Elizabeth Siddal, a fellow artist and model, posed for the figure in a bathtub filled with water heated by lamps, which famously went out, causing her to catch a severe cold. She portrayed the tragic character Ophelia shown floating in a river moments before her death, with a calm expression, illustrating a scene described by Queen Gertrude in Hamlet, Act IV, Scene VII. The landscape was painted on-site along the Hogs Mill River in Surrey, with flowers meticulously rendered to carry their symbolic meaning. Willow symbolizing forsaken love, Nettles symbolizing pain, Daisies representing innocence, and Pansies representing vain love. This depiction of the tragic drowning of Shakespeare’s character from Hamlet embodies intense, naturalistic detail and symbolism to represent innocence, death, and forsaken love, highlighting the vulnerability of a woman driven to madness by patriarchal forces. I love that Taylor brings this imagery back from the play. While the painting is highly admired today, it received mixed reviews upon its 1852 exhibition, with some critics questioning the choice of focusing on a "weedy ditch".

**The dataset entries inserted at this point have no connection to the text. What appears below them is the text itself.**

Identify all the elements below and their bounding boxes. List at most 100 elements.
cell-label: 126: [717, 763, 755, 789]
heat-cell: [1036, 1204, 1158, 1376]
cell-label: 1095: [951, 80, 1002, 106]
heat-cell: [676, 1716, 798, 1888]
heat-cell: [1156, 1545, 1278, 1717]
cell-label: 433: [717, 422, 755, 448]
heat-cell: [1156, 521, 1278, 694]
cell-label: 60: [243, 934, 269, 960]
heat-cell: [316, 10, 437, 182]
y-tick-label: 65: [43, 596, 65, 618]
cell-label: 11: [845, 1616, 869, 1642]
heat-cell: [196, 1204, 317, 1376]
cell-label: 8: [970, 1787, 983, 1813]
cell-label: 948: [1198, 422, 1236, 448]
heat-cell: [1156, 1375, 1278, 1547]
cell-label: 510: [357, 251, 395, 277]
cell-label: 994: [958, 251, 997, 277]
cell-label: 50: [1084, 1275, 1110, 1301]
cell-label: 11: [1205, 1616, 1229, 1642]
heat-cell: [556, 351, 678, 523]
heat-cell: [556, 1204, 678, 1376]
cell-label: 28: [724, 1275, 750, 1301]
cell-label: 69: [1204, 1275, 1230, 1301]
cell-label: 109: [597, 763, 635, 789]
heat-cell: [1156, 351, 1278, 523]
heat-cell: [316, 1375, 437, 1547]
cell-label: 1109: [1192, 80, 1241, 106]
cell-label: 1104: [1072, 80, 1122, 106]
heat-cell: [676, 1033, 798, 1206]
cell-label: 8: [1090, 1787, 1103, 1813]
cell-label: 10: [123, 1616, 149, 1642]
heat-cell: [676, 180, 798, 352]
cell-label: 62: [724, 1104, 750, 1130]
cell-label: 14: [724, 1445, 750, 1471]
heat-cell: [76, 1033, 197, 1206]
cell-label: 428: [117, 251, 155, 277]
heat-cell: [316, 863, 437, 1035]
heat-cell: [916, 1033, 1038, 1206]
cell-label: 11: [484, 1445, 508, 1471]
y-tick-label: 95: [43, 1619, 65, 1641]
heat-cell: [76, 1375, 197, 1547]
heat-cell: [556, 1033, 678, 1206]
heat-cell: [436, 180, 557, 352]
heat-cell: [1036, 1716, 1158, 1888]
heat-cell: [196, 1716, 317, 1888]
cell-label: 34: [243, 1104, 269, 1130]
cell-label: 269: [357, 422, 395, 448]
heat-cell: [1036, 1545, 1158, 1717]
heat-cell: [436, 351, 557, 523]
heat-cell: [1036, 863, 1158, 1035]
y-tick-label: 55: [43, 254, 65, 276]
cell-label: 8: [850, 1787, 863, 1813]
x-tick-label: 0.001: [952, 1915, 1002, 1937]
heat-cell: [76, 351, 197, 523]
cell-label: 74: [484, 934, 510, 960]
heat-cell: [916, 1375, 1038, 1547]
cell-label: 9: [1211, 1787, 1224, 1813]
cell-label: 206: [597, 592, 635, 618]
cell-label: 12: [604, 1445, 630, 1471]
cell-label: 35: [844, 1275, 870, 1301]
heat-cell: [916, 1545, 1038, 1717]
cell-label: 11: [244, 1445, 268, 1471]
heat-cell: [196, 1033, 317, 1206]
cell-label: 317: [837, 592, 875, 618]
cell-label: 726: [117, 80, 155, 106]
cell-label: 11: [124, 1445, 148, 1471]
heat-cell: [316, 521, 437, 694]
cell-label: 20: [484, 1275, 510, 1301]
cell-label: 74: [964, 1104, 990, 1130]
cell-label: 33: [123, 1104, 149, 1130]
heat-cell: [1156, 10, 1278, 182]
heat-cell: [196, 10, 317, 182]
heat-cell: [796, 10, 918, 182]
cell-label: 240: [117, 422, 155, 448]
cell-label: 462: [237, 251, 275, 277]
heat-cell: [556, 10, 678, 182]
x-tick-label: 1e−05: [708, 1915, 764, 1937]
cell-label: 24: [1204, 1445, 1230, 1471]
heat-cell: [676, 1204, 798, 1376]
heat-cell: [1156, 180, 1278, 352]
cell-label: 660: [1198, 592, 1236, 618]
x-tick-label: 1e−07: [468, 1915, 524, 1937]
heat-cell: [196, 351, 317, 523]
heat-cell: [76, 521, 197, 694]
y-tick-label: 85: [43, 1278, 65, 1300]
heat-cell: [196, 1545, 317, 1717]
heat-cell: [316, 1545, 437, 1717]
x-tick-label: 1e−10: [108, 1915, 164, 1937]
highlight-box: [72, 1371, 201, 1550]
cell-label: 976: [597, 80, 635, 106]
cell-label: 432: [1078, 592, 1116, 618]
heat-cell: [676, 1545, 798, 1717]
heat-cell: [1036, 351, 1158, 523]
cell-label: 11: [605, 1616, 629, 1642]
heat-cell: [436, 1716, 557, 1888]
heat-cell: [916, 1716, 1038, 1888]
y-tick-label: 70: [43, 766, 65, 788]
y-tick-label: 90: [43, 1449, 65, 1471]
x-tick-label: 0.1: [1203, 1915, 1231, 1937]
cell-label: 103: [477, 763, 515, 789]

“Save my heart from the fate of Ophelia” line in Taylor’s song says it all. In Shakespeare’s Hamlet, Ophelia drowns after going mad from grief following her father’s murder by her lover, Hamlet. Her death is often interpreted as suicide, though it is described as an accident involving a broken branch over a stream. Taylor’s lyrics use this tragic figure to represent being saved from emotional ruin, which is something we all want.